National Campus for the Archaeology of Israel

Jerusalem, Israel, 2019 / Middle East / Cultural Civic

While most of the building is either unseen or understated, the soaring shade canopies give the institute a unique and fitting identity. The building is cut into the hillside and steps down with the topography to provide unrestricted views to some of Jerusalem’s most important institutions and museums on the skyline.

The new National Campus for the Archaeology of Israel is an important element in the composition of cultural and government buildings in Jerusalem. As the headquarters of the Israel Antiquities Authority, it reflects the civic identity of its mission, and as a public museum, provides an open and welcoming face to the city. Public functions include operational spaces such as conservation laboratories, archives, a library, offices, vaults and storage, as well as spaces to accommodate outreach.

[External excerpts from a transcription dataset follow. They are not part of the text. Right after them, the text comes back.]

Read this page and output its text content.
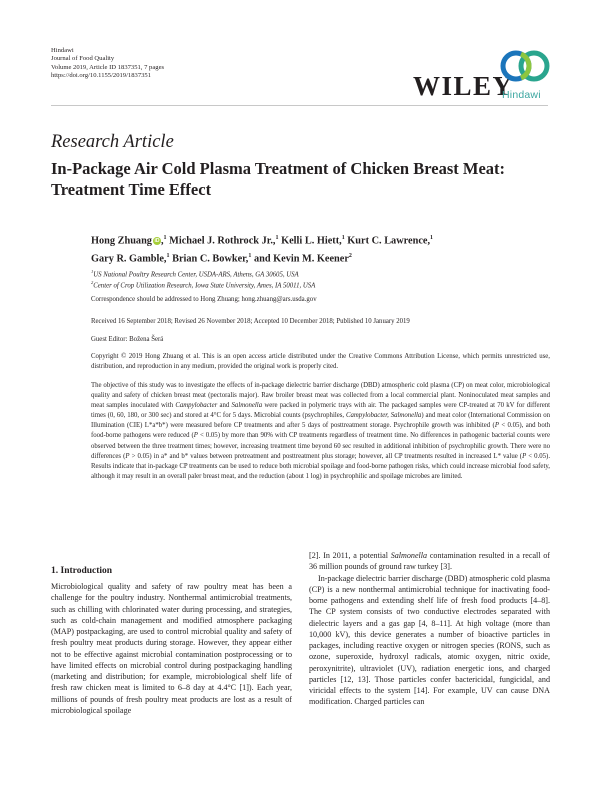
Hindawi
Journal of Food Quality
Volume 2019, Article ID 1837351, 7 pages
https://doi.org/10.1155/2019/1837351	WILEY
Hindawi
Research Article
In-Package Air Cold Plasma Treatment of Chicken Breast Meat: Treatment Time Effect
Hong Zhuang iD ,$^1$ Michael J. Rothrock Jr.,$^1$ Kelli L. Hiett,$^1$ Kurt C. Lawrence,$^1$
Gary R. Gamble,$^1$ Brian C. Bowker,$^1$ and Kevin M. Keener$^2$
$^1$US National Poultry Research Center, USDA-ARS, Athens, GA 30605, USA
$^2$Center of Crop Utilization Research, Iowa State University, Ames, IA 50011, USA
Correspondence should be addressed to Hong Zhuang; hong.zhuang@ars.usda.gov
Received 16 September 2018; Revised 26 November 2018; Accepted 10 December 2018; Published 10 January 2019
Guest Editor: Božena Šerá
Copyright © 2019 Hong Zhuang et al. This is an open access article distributed under the Creative Commons Attribution License, which permits unrestricted use, distribution, and reproduction in any medium, provided the original work is properly cited.
The objective of this study was to investigate the effects of in-package dielectric barrier discharge (DBD) atmospheric cold plasma (CP) on meat color, microbiological quality and safety of chicken breast meat (pectoralis major). Raw broiler breast meat was collected from a local commercial plant. Noninoculated meat samples and meat samples inoculated with Campylobacter and Salmonella were packed in polymeric trays with air. The packaged samples were CP-treated at 70 kV for different times (0, 60, 180, or 300 sec) and stored at 4°C for 5 days. Microbial counts (psychrophiles, Campylobacter, Salmonella) and meat color (International Commission on Illumination (CIE) L*a*b*) were measured before CP treatments and after 5 days of posttreatment storage. Psychrophile growth was inhibited (P < 0.05), and both food-borne pathogens were reduced (P < 0.05) by more than 90% with CP treatments regardless of treatment time. No differences in pathogenic bacterial counts were observed between the three treatment times; however, increasing treatment time beyond 60 sec resulted in additional inhibition of psychrophilic growth. There were no differences (P > 0.05) in a* and b* values between pretreatment and posttreatment plus storage; however, all CP treatments resulted in increased L* value (P < 0.05). Results indicate that in-package CP treatments can be used to reduce both microbial spoilage and food-borne pathogen risks, which could increase microbial food safety, although it may result in an overall paler breast meat, and the reduction (about 1 log) in psychrophilic and spoilage microbes are limited.
1. Introduction

Microbiological quality and safety of raw poultry meat has been a challenge for the poultry industry. Nonthermal antimicrobial treatments, such as chilling with chlorinated water during processing, and strategies, such as cold-chain management and modified atmosphere packaging (MAP) postpackaging, are used to control microbial quality and safety of fresh poultry meat products during storage. However, they appear either not to be effective against microbial contamination postprocessing or to have limited effects on microbial control during postpackaging handling (marketing and distribution; for example, microbiological shelf life of fresh raw chicken meat is limited to 6–8 day at 4.4°C [1]). Each year, millions of pounds of fresh poultry meat products are lost as a result of microbiological spoilage

[2]. In 2011, a potential Salmonella contamination resulted in a recall of 36 million pounds of ground raw turkey [3].

In-package dielectric barrier discharge (DBD) atmospheric cold plasma (CP) is a new nonthermal antimicrobial technique for inactivating food-borne pathogens and extending shelf life of fresh food products [4–8]. The CP system consists of two conductive electrodes separated with dielectric layers and a gas gap [4, 8–11]. At high voltage (more than 10,000 kV), this device generates a number of bioactive particles in packages, including reactive oxygen or nitrogen species (RONS, such as ozone, superoxide, hydroxyl radicals, atomic oxygen, nitric oxide, peroxynitrite), ultraviolet (UV), radiation energetic ions, and charged particles [12, 13]. Those particles confer bactericidal, fungicidal, and viricidal effects to the system [14]. For example, UV can cause DNA modification. Charged particles can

Three courtyards step down the slope and are contained by wings housing the various program elements. One enters at the roof level, which faces the valley and descends into the complex. Two tensile-steel-and-fabric canopies cover the principal courtyard and the mosaic courtyard, referring to shading tents used for archaeological excavations.

Three courtyards step down the slope and are contained by building wings housing the various program elements. One enters into the highest courtyard at the road level, from where the project descends, allowing all indoor space to be located below street level, and preserving views across the valley.

The complex occupies a prominent site on Museum Hill, between the Israel Museum and the Bible Lands Museum.

The inward-facing surfaces of the building are clad with glass curtain walls and silver metal panels, while the outward-facing walls on the perimeter have additional stone wall screens which provide for shading, and visually anchor the structure into the surrounding rocky hillside of golden Jerusalem limestone.

A stretched ‘transparent’ roof, simulating the tent-like canopies used to shade archaeological excavations, conveys rainwater to a pool situated in a courtyard below, and creates a flowing cascade of water.

Nearly two million archaeological objects, among them 15,000 Dead Sea Scrolls, will be under one roof in Jerusalem for the first time. Visitors will be able to take part in the process of archaeological conservation.